戦いが終わった後は、それなりのご褒美が貰えるのかなと、少なからず期待をしていたけれど、でも現実は違った。

帰った僕にはこの世界で福利厚生を約束されていたわけでもなく、アフターケアも無かった。

今思えば、この世界の人間は、僕が勝利するとは思ってなかったんじゃないかな。

でも僕は魔王を倒し、この地に平和をもたらしたはずなんだよ?


魔王討伐成功は瞬く間に国、いや世界中に広まり、王都に帰り着いた僕は熱烈な歓迎を受けた。

それからはバカバカしい日々が待っていた。

大々的なパレード、大規模なパーティーがあちこちで執り行われた。

しかしそれは全て、魔王が死んだ事を広く知らしめるためのイベントのように感じた。

そして僕の予感は現実となり、その一連のお祭り騒ぎが終わった後は、魔王を倒した喜びやお祭り騒ぎもいずれ冷めていく。

その後はどうなるかだって?

興味を失った者は、やがて飽きられ、その記憶から薄れていく。

そして残ったのは、必要のない残りカスのような僕。


でもそんなのには慣れている。


元の世界での僕はカスだったから。



元居た世界では、僕は常に嫌われる存在だった。

小さい頃から男子のいじめられ、女みたいな変な顔だとか、気持ち悪いとか言われた。

だから前髪を伸ばし、顔を見られまいとずっと俯くようになり、それでも目立たないように口もろくにきかず、常に教室の後ろの隅の方に身を隠すようにしていた。

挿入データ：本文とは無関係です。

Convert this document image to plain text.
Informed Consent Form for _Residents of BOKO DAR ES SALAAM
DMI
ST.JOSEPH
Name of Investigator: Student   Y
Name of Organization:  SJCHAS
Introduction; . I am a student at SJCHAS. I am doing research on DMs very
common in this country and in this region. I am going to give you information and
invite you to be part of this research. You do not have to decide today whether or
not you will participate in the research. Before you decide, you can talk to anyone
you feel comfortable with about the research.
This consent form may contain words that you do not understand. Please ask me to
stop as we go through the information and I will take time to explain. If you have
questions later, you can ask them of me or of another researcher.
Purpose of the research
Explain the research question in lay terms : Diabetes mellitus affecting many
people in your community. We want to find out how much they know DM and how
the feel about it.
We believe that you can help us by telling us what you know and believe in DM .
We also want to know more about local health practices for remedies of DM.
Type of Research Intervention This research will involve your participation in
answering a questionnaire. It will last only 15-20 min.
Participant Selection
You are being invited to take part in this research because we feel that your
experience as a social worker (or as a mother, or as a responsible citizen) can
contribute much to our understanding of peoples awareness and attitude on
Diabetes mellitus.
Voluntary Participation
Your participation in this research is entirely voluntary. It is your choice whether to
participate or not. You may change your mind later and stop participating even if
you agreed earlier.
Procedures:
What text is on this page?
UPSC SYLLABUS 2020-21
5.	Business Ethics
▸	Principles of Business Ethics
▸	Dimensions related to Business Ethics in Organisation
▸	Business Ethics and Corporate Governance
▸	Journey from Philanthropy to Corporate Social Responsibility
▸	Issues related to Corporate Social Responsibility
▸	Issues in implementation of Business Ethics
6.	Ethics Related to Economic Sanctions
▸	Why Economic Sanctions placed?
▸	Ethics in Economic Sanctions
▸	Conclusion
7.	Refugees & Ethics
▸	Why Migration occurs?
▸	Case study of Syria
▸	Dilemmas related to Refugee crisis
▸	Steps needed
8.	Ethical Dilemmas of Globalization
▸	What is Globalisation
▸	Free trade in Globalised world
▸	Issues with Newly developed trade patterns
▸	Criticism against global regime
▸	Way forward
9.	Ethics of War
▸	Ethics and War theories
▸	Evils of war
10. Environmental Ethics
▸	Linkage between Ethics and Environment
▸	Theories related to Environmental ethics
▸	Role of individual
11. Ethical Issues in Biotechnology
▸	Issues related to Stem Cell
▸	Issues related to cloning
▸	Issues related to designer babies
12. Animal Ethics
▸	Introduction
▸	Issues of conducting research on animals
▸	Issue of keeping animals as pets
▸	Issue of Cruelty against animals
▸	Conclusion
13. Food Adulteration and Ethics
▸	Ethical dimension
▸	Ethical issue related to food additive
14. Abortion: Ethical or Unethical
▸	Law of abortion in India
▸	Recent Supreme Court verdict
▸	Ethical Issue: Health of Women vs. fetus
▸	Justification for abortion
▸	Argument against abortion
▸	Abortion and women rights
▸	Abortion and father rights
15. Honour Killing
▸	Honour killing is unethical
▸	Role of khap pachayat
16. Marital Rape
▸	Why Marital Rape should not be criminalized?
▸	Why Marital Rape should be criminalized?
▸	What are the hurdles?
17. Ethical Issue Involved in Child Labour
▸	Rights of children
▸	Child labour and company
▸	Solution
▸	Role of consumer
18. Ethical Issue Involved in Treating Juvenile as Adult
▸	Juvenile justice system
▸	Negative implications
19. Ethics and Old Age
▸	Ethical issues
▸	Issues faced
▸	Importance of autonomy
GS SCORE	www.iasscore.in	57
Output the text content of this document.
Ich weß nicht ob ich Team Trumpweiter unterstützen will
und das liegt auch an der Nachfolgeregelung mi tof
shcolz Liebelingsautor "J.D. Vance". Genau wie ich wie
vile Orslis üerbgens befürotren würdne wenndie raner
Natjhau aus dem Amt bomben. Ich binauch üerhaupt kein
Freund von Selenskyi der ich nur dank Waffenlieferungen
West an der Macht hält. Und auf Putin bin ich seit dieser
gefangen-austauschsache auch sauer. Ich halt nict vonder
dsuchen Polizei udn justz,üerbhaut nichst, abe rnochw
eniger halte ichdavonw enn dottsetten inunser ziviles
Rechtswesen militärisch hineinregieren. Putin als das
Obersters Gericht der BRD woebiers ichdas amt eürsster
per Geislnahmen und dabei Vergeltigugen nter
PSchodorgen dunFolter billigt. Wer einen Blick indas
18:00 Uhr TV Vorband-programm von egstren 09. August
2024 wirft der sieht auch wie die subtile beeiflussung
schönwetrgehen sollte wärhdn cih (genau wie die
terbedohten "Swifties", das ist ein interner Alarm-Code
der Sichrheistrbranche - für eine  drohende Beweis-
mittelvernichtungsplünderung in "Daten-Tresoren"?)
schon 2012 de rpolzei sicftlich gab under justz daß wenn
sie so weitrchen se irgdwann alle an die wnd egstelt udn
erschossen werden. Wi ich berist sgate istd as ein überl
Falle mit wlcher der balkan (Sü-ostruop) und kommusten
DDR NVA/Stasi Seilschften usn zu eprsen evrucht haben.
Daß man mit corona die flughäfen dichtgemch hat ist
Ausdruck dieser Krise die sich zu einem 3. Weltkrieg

当然僕は、女子からも誰からも相手にされなくなっていった。

まあこの世界に来て、勇者として立った時、身の回りはそれなりに整えてもらったけれど、見栄えが少し変わっただけでそれ以外は何も変わっていない、はずだ。



「これから僕は何をすればいいのでしょうか」


ある日僕は、思い切って聞いて見た。

王に、王子に、王女に、兵士に、メイドに、コックに、庭師に。

元の世界に帰れないなら、少しでも僕を必要としてくれるように何でもしよう。

そう思い、僕は僕に出来る事を探そうとした。


「お好きになさっていて下さい」


帰ってくる言葉は、どれも似通った答えばかりだった。

城に居れば食事に困る事も無いし、欲しいと言ったものは何でも用意してもらえる。

でもそれは、魔王を倒した僕に対する恐怖からだったのだろう。

だって僕は、誰も倒せないと言われ続けた魔王を、この世界が恐怖した存在を倒してしまったから。

つまり僕は、魔王以上に恐れられる存在になってしまったのだろう。


しかしそれは僕にとって、お前はもういらないと言われているのと同じ事だった。


「ねぇベル、僕は一体どうすればいいんだろうね」


僕は肩に留まったカラスに似た鳥に話しかける。

彼は僕の相棒ベルガモーゼだ。


魔王との戦いが終わった後、やはり魔法が有ると便利だと学習した僕は、勝手に付いてきたこのベルを相棒にした。


こいつは見かけの割に、魔法に長けているのだ。


「もう皆は僕なんて必要としていないみたいだし、僕なんてここに居ない方が良いんじゃないかな?ねえ、こんな事しているだけなら、皆の迷惑にならないように、ここを出て行ってもいいよね?」

『まあヒロがそう思うなら出て行ってもいいんじゃないか?元々みんな、ヒロの好きな事をしろとか言って、放置しているんだし』

「それもそうか」


と言う事で、僕は城を出る事にしたんだ。